Brown & Brown is the largest insurance agency and brokerage headquartered in the
southeastern United States and the eighth largest in the country, based on 2000
total revenues. Brown & Brown markets and sells to its clients insurance
products and services, primarily in the property and casualty area. Brown &
Brown provides its clients with quality insurance contracts, as well as other
targeted, customized risk management products. Brown & Brown's web address is
www.bbinsurance.com.
This press release may contain certain statements relating to future results
which are forward-looking statements. These statements are not historical facts,
but instead represent only Brown & Brown's belief regarding future events, many
of which, by their nature, are inherently uncertain and outside of Brown &
Brown's control. It is possible that Brown & Brown's actual results and
financial condition may differ, possibly materially, from the anticipated
results and financial condition indicated in these forward-looking statements.
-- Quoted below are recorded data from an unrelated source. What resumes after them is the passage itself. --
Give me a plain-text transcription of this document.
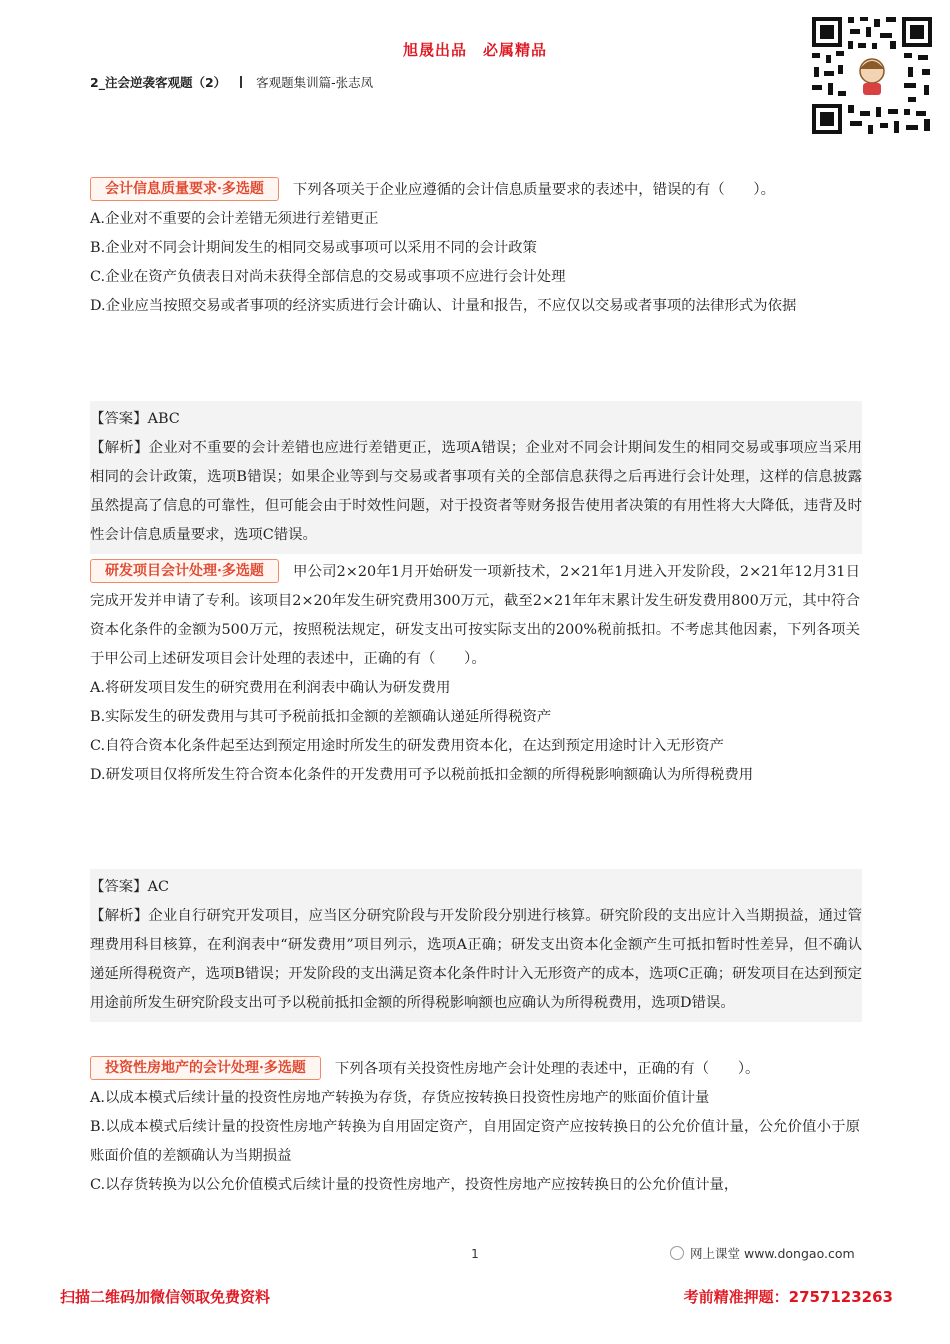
旭晟出品　必属精品
2_注会逆袭客观题（2） 客观题集训篇-张志凤

会计信息质量要求·多选题 下列各项关于企业应遵循的会计信息质量要求的表述中，错误的有（　　）。

A.企业对不重要的会计差错无须进行差错更正

B.企业对不同会计期间发生的相同交易或事项可以采用不同的会计政策

C.企业在资产负债表日对尚未获得全部信息的交易或事项不应进行会计处理

D.企业应当按照交易或者事项的经济实质进行会计确认、计量和报告，不应仅以交易或者事项的法律形式为依据

【答案】ABC

【解析】企业对不重要的会计差错也应进行差错更正，选项A错误；企业对不同会计期间发生的相同交易或事项应当采用相同的会计政策，选项B错误；如果企业等到与交易或者事项有关的全部信息获得之后再进行会计处理，这样的信息披露虽然提高了信息的可靠性，但可能会由于时效性问题，对于投资者等财务报告使用者决策的有用性将大大降低，违背及时性会计信息质量要求，选项C错误。

研发项目会计处理·多选题 甲公司2×20年1月开始研发一项新技术，2×21年1月进入开发阶段，2×21年12月31日完成开发并申请了专利。该项目2×20年发生研究费用300万元，截至2×21年年末累计发生研发费用800万元，其中符合资本化条件的金额为500万元，按照税法规定，研发支出可按实际支出的200%税前抵扣。不考虑其他因素，下列各项关于甲公司上述研发项目会计处理的表述中，正确的有（　　）。

A.将研发项目发生的研究费用在利润表中确认为研发费用

B.实际发生的研发费用与其可予税前抵扣金额的差额确认递延所得税资产

C.自符合资本化条件起至达到预定用途时所发生的研发费用资本化，在达到预定用途时计入无形资产

D.研发项目仅将所发生符合资本化条件的开发费用可予以税前抵扣金额的所得税影响额确认为所得税费用

【答案】AC

【解析】企业自行研究开发项目，应当区分研究阶段与开发阶段分别进行核算。研究阶段的支出应计入当期损益，通过管理费用科目核算，在利润表中“研发费用”项目列示，选项A正确；研发支出资本化金额产生可抵扣暂时性差异，但不确认递延所得税资产，选项B错误；开发阶段的支出满足资本化条件时计入无形资产的成本，选项C正确；研发项目在达到预定用途前所发生研究阶段支出可予以税前抵扣金额的所得税影响额也应确认为所得税费用，选项D错误。

投资性房地产的会计处理·多选题 下列各项有关投资性房地产会计处理的表述中，正确的有（　　）。

A.以成本模式后续计量的投资性房地产转换为存货，存货应按转换日投资性房地产的账面价值计量

B.以成本模式后续计量的投资性房地产转换为自用固定资产，自用固定资产应按转换日的公允价值计量，公允价值小于原账面价值的差额确认为当期损益

C.以存货转换为以公允价值模式后续计量的投资性房地产，投资性房地产应按转换日的公允价值计量，

1	网上课堂 www.dongao.com
扫描二维码加微信领取免费资料	考前精准押题：2757123263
Further information concerning Brown & Brown and its business, including factors
that potentially could materially affect Brown & Brown's financial results, are
contained in Brown & Brown's filings with the Securities and Exchange
Commission. Some factors include: general economic conditions around the
country; downward commercial property and casualty premium pressures; the
competitive environment; the potential occurrence of a disaster that affects
certain areas of the States of Arizona, Florida and/or New York, where
significant portions of Brown & Brown's business are concentrated; and the
performance of any newly acquired companies. All forward-looking statements
included in this press release are made only as of the date of this press
release, and Brown & Brown does not undertake any obligation to publicly update
or correct any forward-looking statements to reflect events or circumstances
that subsequently occur or of which Brown & Brown hereafter becomes aware.